Arctic air shows for Canada’s 150th birthday
Because they are so remote, Canada’s many Arctic cities, towns, and hamlets are usually left out of any major cross-Canada events.
An effort is being made to change that in part with a tour of acrobatic planes travelling across the Canadian Arctic this year.
It’s called the Canadian Arctic Aviation Tour and it’s part of Canada’s 150th birthday celebrations to Canadians who often feel left out .
“Each one of us who created this project carries a love for aviation,” says Executive Director Nancy McClure from her home in Rocky Mountain House, Alberta. “As the railway opened the country from east to west, aviation opened the north. So what better way to celebrate Canada’s milestone year up north, than with aviation?”
Quoted in Nunatsiaq News , McClure who was herself a pilot in Rankin Inlet for a year said, “It’s a passion project. It’s daunting but this is going to be one of the most amazing things I’ve ever been involved in and I’ve had great life experiences”.

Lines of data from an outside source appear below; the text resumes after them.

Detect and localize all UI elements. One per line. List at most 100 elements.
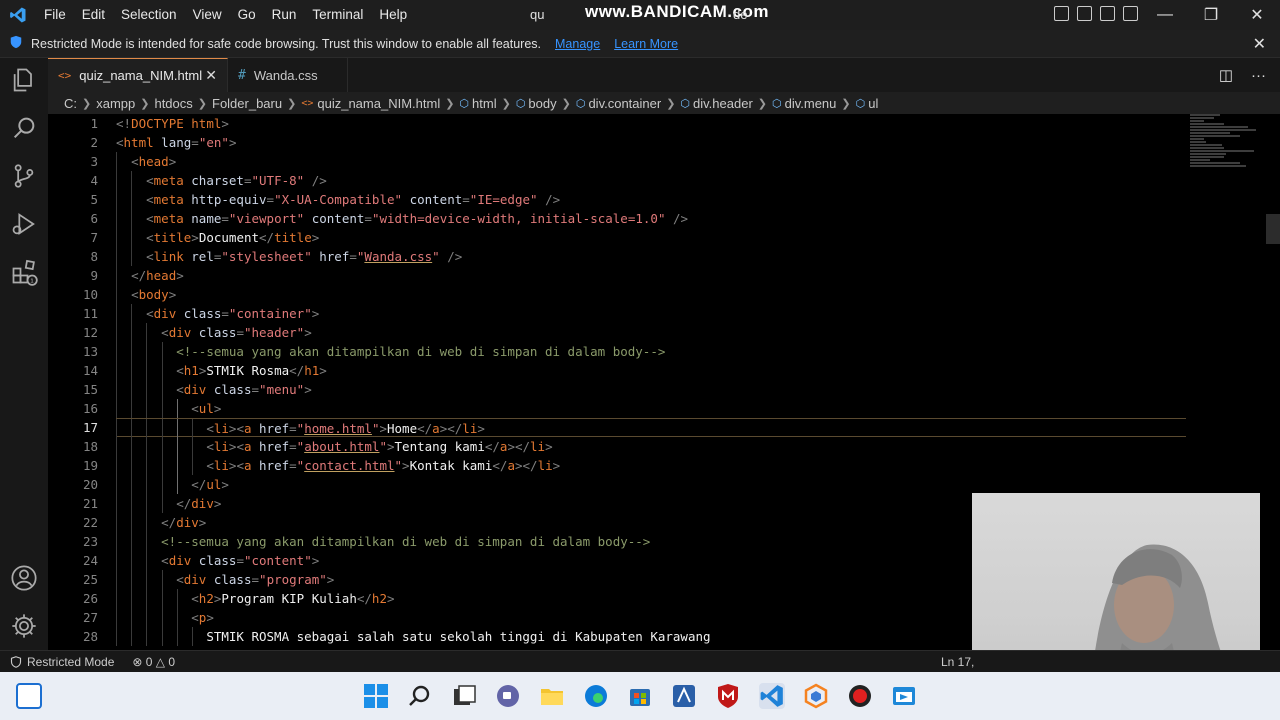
start-menu-icon[interactable] xyxy=(363,683,389,709)
breadcrumb-symbol[interactable]: ul xyxy=(868,96,878,111)
indent-guide xyxy=(116,475,117,494)
explorer-icon[interactable] xyxy=(10,66,38,94)
code-line[interactable]: <!DOCTYPE html> xyxy=(116,114,1186,133)
indent-guide xyxy=(131,456,133,475)
code-line[interactable]: <li><a href="home.html">Home</a></li> xyxy=(116,418,1186,438)
code-line[interactable]: <div class="container"> xyxy=(116,304,1186,323)
breadcrumb-symbol[interactable]: html xyxy=(472,96,497,111)
manage-link[interactable]: Manage xyxy=(555,37,600,51)
breadcrumb-folder[interactable]: htdocs xyxy=(154,96,192,111)
minimap[interactable] xyxy=(1190,114,1260,194)
mcafee-icon[interactable] xyxy=(715,683,741,709)
breadcrumb-folder[interactable]: xampp xyxy=(96,96,135,111)
chevron-right-icon: ❯ xyxy=(287,97,297,110)
task-view-icon[interactable] xyxy=(451,683,477,709)
code-line[interactable]: </head> xyxy=(116,266,1186,285)
code-line[interactable]: <div class="header"> xyxy=(116,323,1186,342)
vscode-taskbar-icon[interactable] xyxy=(759,683,785,709)
problems-status[interactable]: ⊗ 0 △ 0 xyxy=(124,655,183,669)
code-line[interactable]: <li><a href="contact.html">Kontak kami</… xyxy=(116,456,1186,475)
code-line[interactable]: <li><a href="about.html">Tentang kami</a… xyxy=(116,437,1186,456)
code-line[interactable]: <meta http-equiv="X-UA-Compatible" conte… xyxy=(116,190,1186,209)
indent-guide xyxy=(131,380,133,399)
minimize-button[interactable]: — xyxy=(1142,0,1188,30)
indent-guide xyxy=(116,152,117,171)
code-line[interactable]: <ul> xyxy=(116,399,1186,418)
restore-button[interactable]: ❐ xyxy=(1188,0,1234,30)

Ken Fowler, a veteran air show pilot, and Tour co-founder, will lead the group of 15 core performers throughout the tour. Not every show will be the same, ranging from flybys to major shows, with varying number of performers in each location.
The planes will also be landing in as many of the communities as possible where residents can meet the pilots and see the planes up close. In communities where it’s not possible or practical to land they will perform and move on.
“Flying up north requires particular pilot skills as we’ll be flying in some of the most remote regions of the world,” adds Fowler when discussing the challenges. “On the bright side, there’s 24-hour daylight.”
In addition to the air show Tour, there is a very large educational component that will reach students, both teaching them about aviation and inspiring them to reach for their goals. Partnerships have been formed with social activism organization WE, the air show industry’s Ryan Poe Foundation, the Literacy Legacy Project, and renowned Métis speaker, author and educator David Bouchard.
“To bring this tour to the North and not take advantage the opportunity it provides to educate and inspire would be a loss,” McClure adds with passion. “This project speaks to everything that should be important to all of us: culture, education, social justice, heritage and national pride”.The Tour will perform in Alert, Nunavut, the world’s most northern permanently inhabited point and on July 1, will be in Baker Lake, the geographic centre of Canada.
A landmark television documentary “Arctic Aviators” is being created by Great Pacific Television.
The tour begins on June 2 in Fort Liard, population 536 in the Northwest Territories, and continues visiting communities until the end of August.